Son aylarda konut piyasası artan fiyatlar ve kredi sorunu nedeniyle durgun bir dönemden geçiyor. 2024 firmalar ve tüketiciler için nasıl bir yıl olacak?
– 2023 konut satışları açısından geçmiş yıllara göre biraz daha düşük geçti. Son dönemde yıllık ortalama 1 milyon 500 bin konut satılırken 2023’te bu rakam 1 milyon 200 binler civarında olacak gibi gözüküyor. Bu rakam tapuların el değiştirme rakamıdır ve bunun yaklaşık yüzde 40’ı da birinci el konutlardır. Bu rakam Avrupa’nın birçok ülkesine göre yüksek olmakla birlikte ayda 100 bin konut civarında konut satıldığı düşünülürse iyi de bir rakam. Ben bunun bu seviyelerde 2024 yılında da devam edeceğini düşünüyorum, zira özellikle İstanbul’da deprem riski sebebiyle güvenli konutlara geçme isteği hızla artıyor. Bu durum talep yaratmaya devam edecektir.
Bize Piyalepaşa İstanbul ve Piyalepaşa Çarşı projelerinizle ilgili bilgi verir misiniz?
– Piyalepaşa İstanbul projesi Türkiye’de özel sektör tarafından yapılmış en büyük kentsel dönüşüm projesi. Biz burada eskiden oturan hak sahipleriyle ve hatta burada arsası olmayan gecekondu sahipleriyle uzun, yorucu ama son derece başarılı bir süreç yürüttük.
Ne kadar sürdü bu süreç?
– İşin tamamı 10 sene kadar sürdü. Bunun ilk dört senesi anlaşmalarla, insanları projeye katılmaya ikna etmekle geçti. Geriye kalan altı senede projeyi hayata geçirdik. Bu süreçte hak sahiplerine proje içerisinde daire verip, gecekonduculara da burada arsaları olmadığından dolayı başka yerlerde ev sağlayarak herkes için bir çözüm bulduk. Biz Piyalepaşa İstanbul’da sadece binaları da yenilemedik; bir semti yeni baştan hayata geçirdik. Projede konutun yanında alışveriş alanları, restoran alanları ve ofisler de inşa ettik. Bir sonraki etapta projemize bir otel ve İstanbulluların çok ilgisini çekecek bir sanat ve performans merkezi de eklenecek. Burada tarihi bir mahalle yerel dinamiklerine dokunulmadan yeni baştan inşa edildi.
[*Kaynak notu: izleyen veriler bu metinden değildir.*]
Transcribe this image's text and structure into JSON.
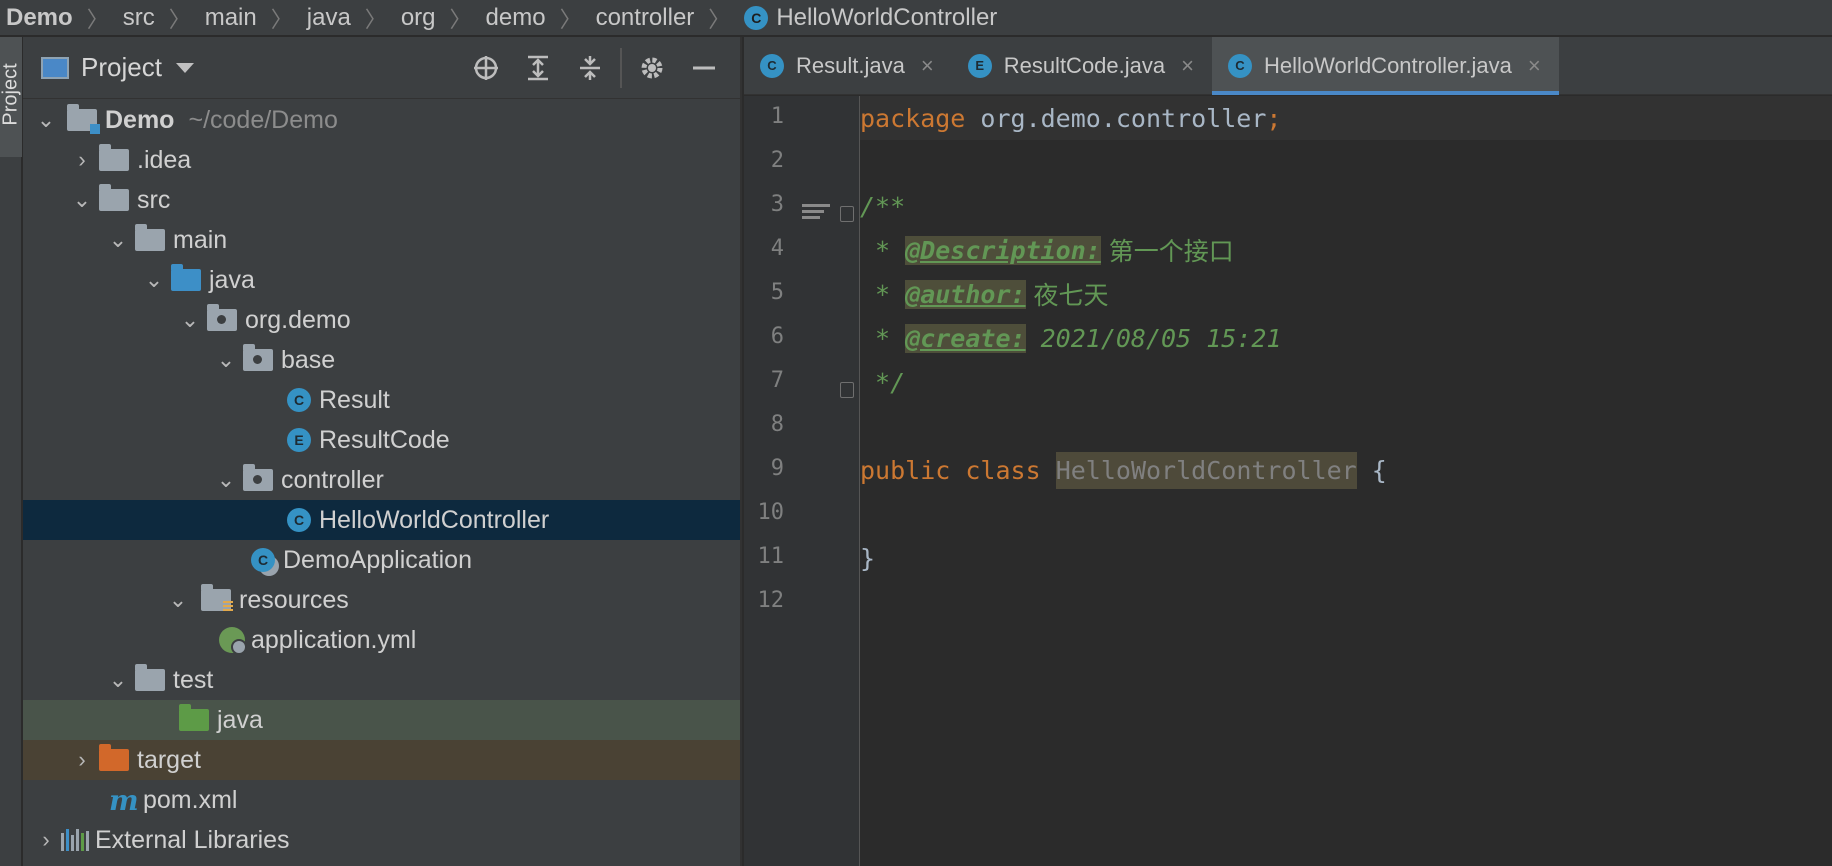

Peki Polat Piyalepaşa Çarşı benzerlerinden nasıl ayrışıyor?
– Polat Piyalepaşa Çarşı’da klasik bir mimaridense bundan yedi sekiz sene öncesini düşündüğünüzde o dönemde çok görülmemiş bir şey yapmaya çalıştık. Bu mahalleyi inşa ederken içerisinde yüksek konut, alçak konut, rezidans ve ofis konseptlerini birlikte harmanladık. Elbette ki böyle bir mahallenin bir çarşısının olması gerekiyordu. Bu sebeple tam ortasında da yaklaşık 700 metre uzunluğunda, açık alanda İstiklal Caddesi ya da Nişantaşı gibi apartmanların altındaki mağazaların olduğu bambaşka bir dünya hayata geçirdik. Hem burada oturanlara hem de bölgedeki herkese hizmet edebilecek bir çarşı hayal ederek yola çıktık. Polat Piyalepaşa Çarşı’nın açılışını yapalı henüz iki ay olmasına rağmen şimdiden yüzde 86 doluluğa geldik.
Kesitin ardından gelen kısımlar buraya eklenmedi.